Tuesday, November 30, 2010
Mario Monicelli (1915-2010)
When Joseph E. Levine released the four-part Italian anthology film Boccaccio 70 in the United States in 1962, he made it a three-part film to make the running time more manageable. As a result, while Mario Monicelli was presented to fellow Italians as the peer of fellow directors Federico Fellini, Luchino Visconti and Vittorio de Sica, and had recently scored an art-house hit in the U.S. with Big Deal on Madonna Street, he was symbolically left off the A-list of Italian auteurs of the country's cinematic prime, at least as far as Americans were concerned. When the complete Boccaccio 70 was issued on DVD in the U.S. more than forty years later, Monicelli's contribution pretty much stole the show, as far as I was concerned. His "Renzo and Luciana" is a neorealist comic romance filmed on a massive if not epic scale, a vividly composed portrait of work and play for ordinary Italians.
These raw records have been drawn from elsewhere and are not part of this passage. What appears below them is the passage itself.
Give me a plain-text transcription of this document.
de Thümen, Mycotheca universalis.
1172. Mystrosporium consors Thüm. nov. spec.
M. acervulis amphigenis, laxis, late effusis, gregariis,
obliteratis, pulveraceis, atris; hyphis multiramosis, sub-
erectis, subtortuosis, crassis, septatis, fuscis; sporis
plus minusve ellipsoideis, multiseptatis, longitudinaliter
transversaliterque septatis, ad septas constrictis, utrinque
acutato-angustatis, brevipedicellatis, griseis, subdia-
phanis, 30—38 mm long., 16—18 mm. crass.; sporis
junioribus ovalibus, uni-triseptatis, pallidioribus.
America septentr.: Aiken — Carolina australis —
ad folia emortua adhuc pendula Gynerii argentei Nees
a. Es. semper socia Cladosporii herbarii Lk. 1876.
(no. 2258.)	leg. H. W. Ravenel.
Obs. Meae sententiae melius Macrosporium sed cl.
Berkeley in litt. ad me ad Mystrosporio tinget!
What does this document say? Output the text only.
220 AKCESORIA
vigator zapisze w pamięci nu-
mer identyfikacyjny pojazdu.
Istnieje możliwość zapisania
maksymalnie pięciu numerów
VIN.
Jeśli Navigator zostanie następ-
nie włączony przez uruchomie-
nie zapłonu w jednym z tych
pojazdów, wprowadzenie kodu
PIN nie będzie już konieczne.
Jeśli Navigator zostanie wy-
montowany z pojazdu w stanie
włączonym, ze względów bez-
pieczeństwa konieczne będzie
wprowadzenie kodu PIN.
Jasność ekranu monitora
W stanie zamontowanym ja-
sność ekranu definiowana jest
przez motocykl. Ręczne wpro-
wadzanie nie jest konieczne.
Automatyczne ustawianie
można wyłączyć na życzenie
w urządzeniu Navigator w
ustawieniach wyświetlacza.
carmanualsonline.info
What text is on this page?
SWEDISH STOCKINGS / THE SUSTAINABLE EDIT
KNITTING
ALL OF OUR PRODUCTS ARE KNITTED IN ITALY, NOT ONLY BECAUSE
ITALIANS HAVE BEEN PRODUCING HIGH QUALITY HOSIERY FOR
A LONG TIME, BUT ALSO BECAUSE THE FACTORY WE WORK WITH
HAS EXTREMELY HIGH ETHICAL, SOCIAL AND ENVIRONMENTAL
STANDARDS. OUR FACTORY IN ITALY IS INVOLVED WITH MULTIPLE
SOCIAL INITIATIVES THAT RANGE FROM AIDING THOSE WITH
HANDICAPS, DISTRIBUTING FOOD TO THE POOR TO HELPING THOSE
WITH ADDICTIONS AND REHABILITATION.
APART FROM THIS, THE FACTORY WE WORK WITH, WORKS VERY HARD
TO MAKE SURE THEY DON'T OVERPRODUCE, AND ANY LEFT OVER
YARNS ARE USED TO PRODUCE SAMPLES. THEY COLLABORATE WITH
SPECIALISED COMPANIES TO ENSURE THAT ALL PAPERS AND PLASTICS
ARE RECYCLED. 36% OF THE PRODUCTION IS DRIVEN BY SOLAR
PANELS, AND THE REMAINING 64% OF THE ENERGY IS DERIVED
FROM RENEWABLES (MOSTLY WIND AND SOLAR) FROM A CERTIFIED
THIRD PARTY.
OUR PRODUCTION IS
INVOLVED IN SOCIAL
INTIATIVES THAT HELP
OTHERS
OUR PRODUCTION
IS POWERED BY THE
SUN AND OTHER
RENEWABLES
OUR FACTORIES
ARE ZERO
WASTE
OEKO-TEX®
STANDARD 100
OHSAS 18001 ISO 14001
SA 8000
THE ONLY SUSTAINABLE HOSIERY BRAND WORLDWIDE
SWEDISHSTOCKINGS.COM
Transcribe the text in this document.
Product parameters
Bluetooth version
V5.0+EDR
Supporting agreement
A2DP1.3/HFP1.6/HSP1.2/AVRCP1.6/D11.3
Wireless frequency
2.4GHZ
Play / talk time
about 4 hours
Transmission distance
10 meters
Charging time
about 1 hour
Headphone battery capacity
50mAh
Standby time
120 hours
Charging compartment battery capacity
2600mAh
By the time I saw the film, Monicelli had outlived all his collaborators, and had directed a film as recently as 2006, in his nineties. I resolved to watch more Monicelli films, but haven't found the time yet, though I have his Girl With a Pistol on my Netflix queue. The news that Monicelli has killed himself following a diagnosis of prostate cancer, leaping from a fifth-floor hospital window at the age of 95, makes me regret my negligence. His death all but ends a heroic era in Italian and international cinema, while the man himself ought to be better known.